2023 NHL Draft: The spotlight doesn't win Connor Bedard
REGINA | The spotlight had already been on Connor Bedard for a few years, but this season it is literally on him. And that doesn't bother him.
Surprisingly, the expectations placed on him and the comparisons with some of the best players in the world don't seem to affect him too much.
“I don't have the impression that this is a very different year from the others”, mentioned Bedard, a young man of few words, during the visit of the Journal to Regina last October.
“I show up at the arena and focus on the team. We have so many things to think about during a season that I don't focus too much on outside noise. […] I am used to being scrutinized and it is something that has been done gradually. It's kind of become normal. My family also helps me a lot to manage this. But it's not madness, I don't get recognized on the streets except here in Regina and sometimes at home.”
A year like any other? Really?
Learned of this statement, his agent, Greg Landry, smiles.
“He's been in the spotlight for so many years that it doesn't is nothing different for him. It's a different pressure, sure, but he's been through so much over the past few years, whether it's when he got his bye to go straight to midget at 14 or when he applied for the outstanding player status.”
Connor Bedard is attracting the attention of the hockey world this season.
“Connor lives with pressure every season, so it’s nothing really different for him. He is a young man who leaves nothing to chance in his preparation. The work he puts in means that every time he arrives for the exam, he feels like he has studied enough”, image the one who works for the firm Newport Sports Management of Don Meehan.
Take nothing for granted
Not very talkative by nature, Bedard has already perfectly mastered the art of avoiding controversy in the media. which are likely to end up in the shallows and have a chance to fish in the first place. Because he refuses, first and foremost, to take it for granted that he will be the first overall pick.
The Regina Pats' No. 98 and WHL leading scorer is a marked player.
“I don't even know yet if I will be drafted first or tenth. I don't want to bring bad luck on myself by taking things for granted. Some people are already making predictions as to who I will be drafted by. It is still early. If my season goes well, maybe at the end of the year I'll start thinking about it, but for the moment, it's not the case.”
< strong>A humble family
Talking to his parents, we realize that the fact that Connor Bedard does not feel that the 2022-2023 season is different from the others does not come from a recklessness characteristic of a 17-year-old youngster. Well, maybe a little, but above all it comes from a humility shared by the whole family.
Obviously, the father of the young hockey player, Thomas Bedard, is well aware of the comparisons concerning his son, whether with Sidney Crosby or Connor McDavid, or even Auston Matthews because of his powerful wrist shot.
The 17-year-old scored four goals and added as many assists in seven games at the last World Juniors.
“These are all players with a fairly full curriculum vitae”, first reacts the father when he is reminded to whom his son is compared.
“A day at a time”
He prefers to wait before playing the game of comparisons.
“We won't know what happens to Connor until he gets to that level.
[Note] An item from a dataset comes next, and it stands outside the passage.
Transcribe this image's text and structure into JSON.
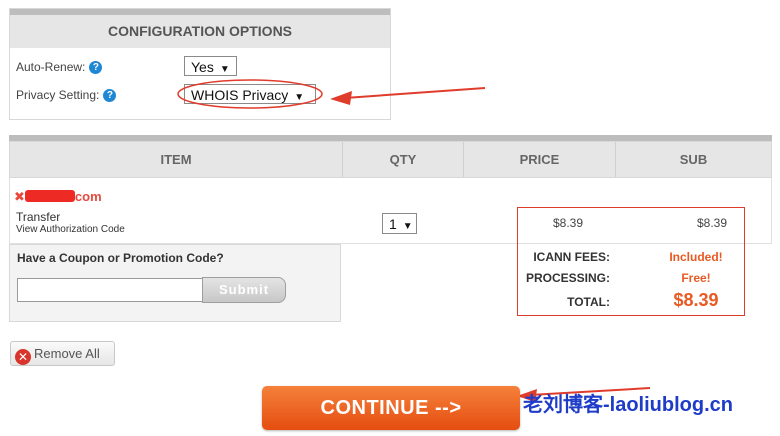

For now, we're taking it one day at a time. All players are unique and different and we will see how he fares when he has played one, two and three seasons in the NHL. It is an extremely difficult league and it is a challenge to play in it but, even more, to perform in it. Let's wait and see before making comparisons.”
REQUESTS BY THE TON
REGINA | If Connor Bedard doesn't feel like it's been a very different year, it's probably because a whole plan was put in place at the start of the season, together between the Pats and the young prodigy's agent, Greg Landry, of Newport Sports Management.
During the Journal's simple visit to Regina, the team's director of media relations, Dante De Caria, had to refuse two requests for interviews with outside media.
“It's like that every day. Today I was asked for an hour with Connor. We cannot afford to accept these requests because there are too many. We try to prioritize our local media because they, when Connor is gone, they will still be there, ”says, with reason it must be admitted, the friendly publicist and descriptor of the team's matches. The latter is a great baseball fan who, after an internship in the media department of the Toronto Blue Jays, decided to join the Pats.
“You have to find a balance,” says Greg Landry. Connor is a very accommodating person and he always says yes to requests. He is honored that people are showing interest in him. Our job, at Dante and I, is to make sure we protect his schedule as much as possible so he can focus on his game on the ice. Sometimes we have to play the bad guys by refusing requests.”
As for NHL teams who wish to speak with him, they must go directly through the league's recruiting center to schedule a meeting. .
“As an organization, we have to set a framework. We get a lot of items for Connor to sign from fans. But we can't ask him to spend an hour signing autographs,” adds head coach and general manager John Paddock.
Do you have any scoop for us?
Do you have something to tell us about this story?
Do you have a scoop that our readers might be interested in?